Nel mondo della moda si era già fatto avanti Giorgio Armani con 1 milione e 550 mila euro. Miuccia Prada e Patrizio Bertelli e il presidente Carlo Mazzi, hanno donato un totale di 6 postazioni complete di terapia intensiva e rianimazione all’ospedale Vittore BuzziSacco e San Raffaele di Milano. 200 mila euro sono arrivati da Donatella Versace e la figlia Allegra.

Tra le prime aziende a dimostrare concretamente la propria solidarietà Dolce&Gabbana, che ha finanziato un progetto di ricerca sviluppato da Humanitas University in collaborazione con i virologi dell’Ospedale San Raffaele di Milano.

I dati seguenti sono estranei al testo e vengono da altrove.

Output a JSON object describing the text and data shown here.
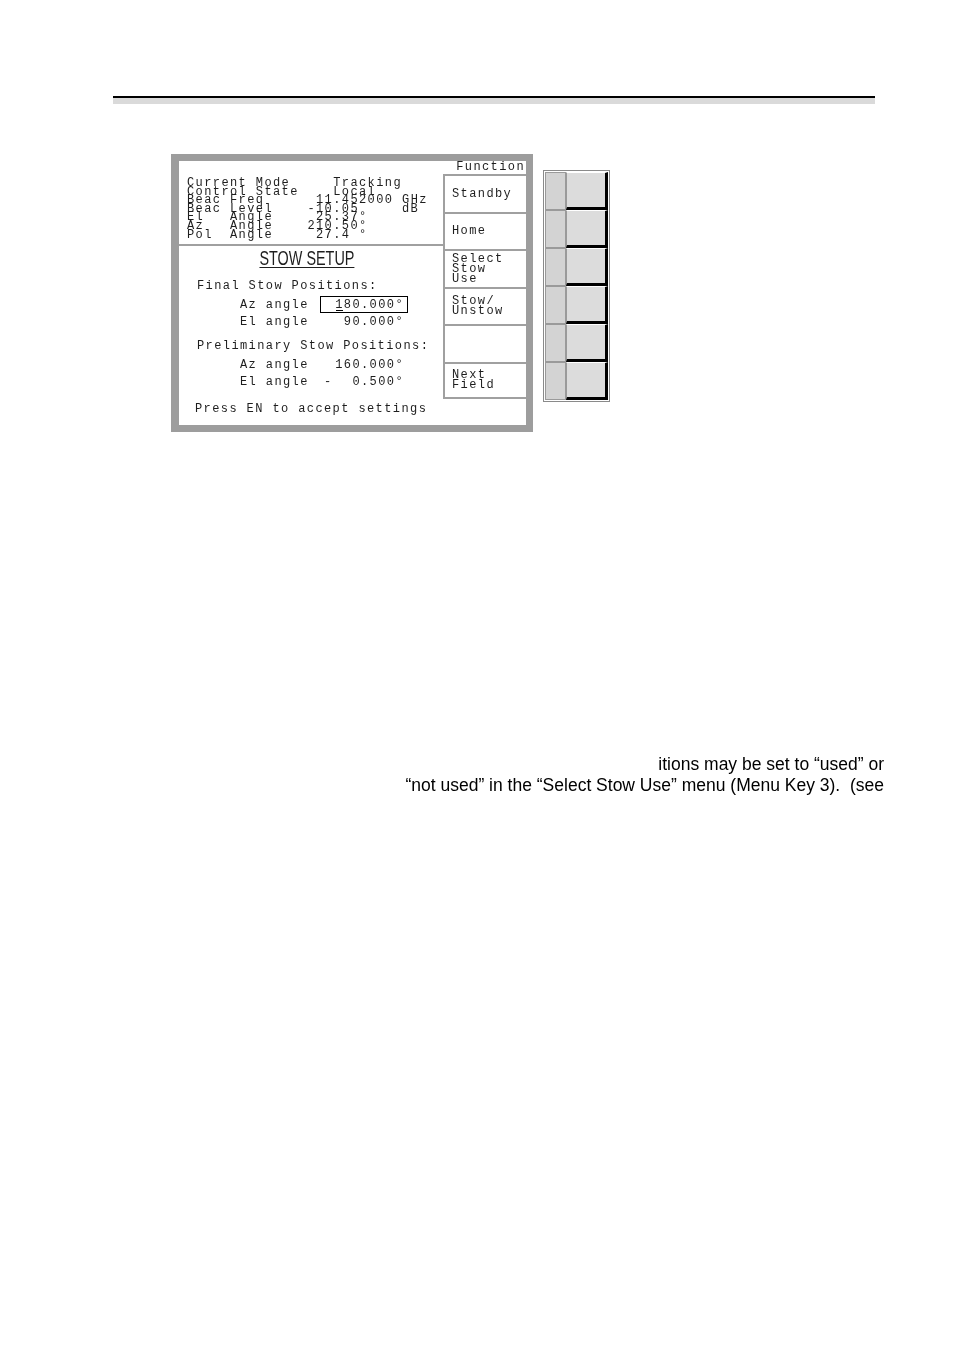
{
  "screen": {
    "status": [
      {
        "label": "Current Mode",
        "value": "Tracking"
      },
      {
        "label": "Control State",
        "value": "Local"
      },
      {
        "label": "Beac Freq",
        "value": "11.452000",
        "unit": "GHz"
      },
      {
        "label": "Beac Level",
        "value": "-10.05",
        "unit": "dB"
      },
      {
        "label": "El   Angle",
        "value": "25.37°"
      },
      {
        "label": "Az   Angle",
        "value": "210.50°"
      },
      {
        "label": "Pol  Angle",
        "value": "27.4 °"
      }
    ],
    "title": "STOW SETUP",
    "sections": [
      {
        "heading": "Final Stow Positions:",
        "fields": [
          {
            "label": "Az angle",
            "value": "180.000°",
            "selected": true
          },
          {
            "label": "El angle",
            "value": "90.000°",
            "selected": false
          }
        ]
      },
      {
        "heading": "Preliminary Stow Positions:",
        "fields": [
          {
            "label": "Az angle",
            "value": "160.000°",
            "selected": false
          },
          {
            "label": "El angle",
            "sign": "-",
            "value": "0.500°",
            "selected": false
          }
        ]
      }
    ],
    "prompt": "Press EN to accept settings",
    "softkeys": {
      "header": "Function",
      "keys": [
        {
          "kind": "label",
          "lines": [
            "Standby"
          ]
        },
        {
          "kind": "label",
          "lines": [
            "Home"
          ]
        },
        {
          "kind": "label",
          "lines": [
            "Select",
            "Stow",
            "Use"
          ]
        },
        {
          "kind": "label",
          "lines": [
            "Stow/",
            "Unstow"
          ]
        },
        {
          "kind": "blank"
        },
        {
          "kind": "label",
          "lines": [
            "Next",
            "Field"
          ]
        }
      ]
    }
  },
  "body_text": [
    "itions may be set to “used” or",
    "“not used” in the “Select Stow Use” menu (Menu Key 3).  (see"
  ]
}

Bulgari ha donato un nuovo microscopio 3D all’ospedale Lazzaro Spallanzani di Roma. Anche Etro ha fatto una donazione al laboratorio di virologia dell’Ospedale Sacco per la lotta al coronavirus, coinvolgendo una serie di influencer e celebrity in una campagna virtuale, complice la maglietta “Milano never stops”. Una donazione di 10 milioni è arrivata da Moncler per l’ospedale in Fiera. Il patron, Remo Ruffini, ha dato voce al sentire comune: “Milano è una città che ha regalato a tutti noi un presente straordinario».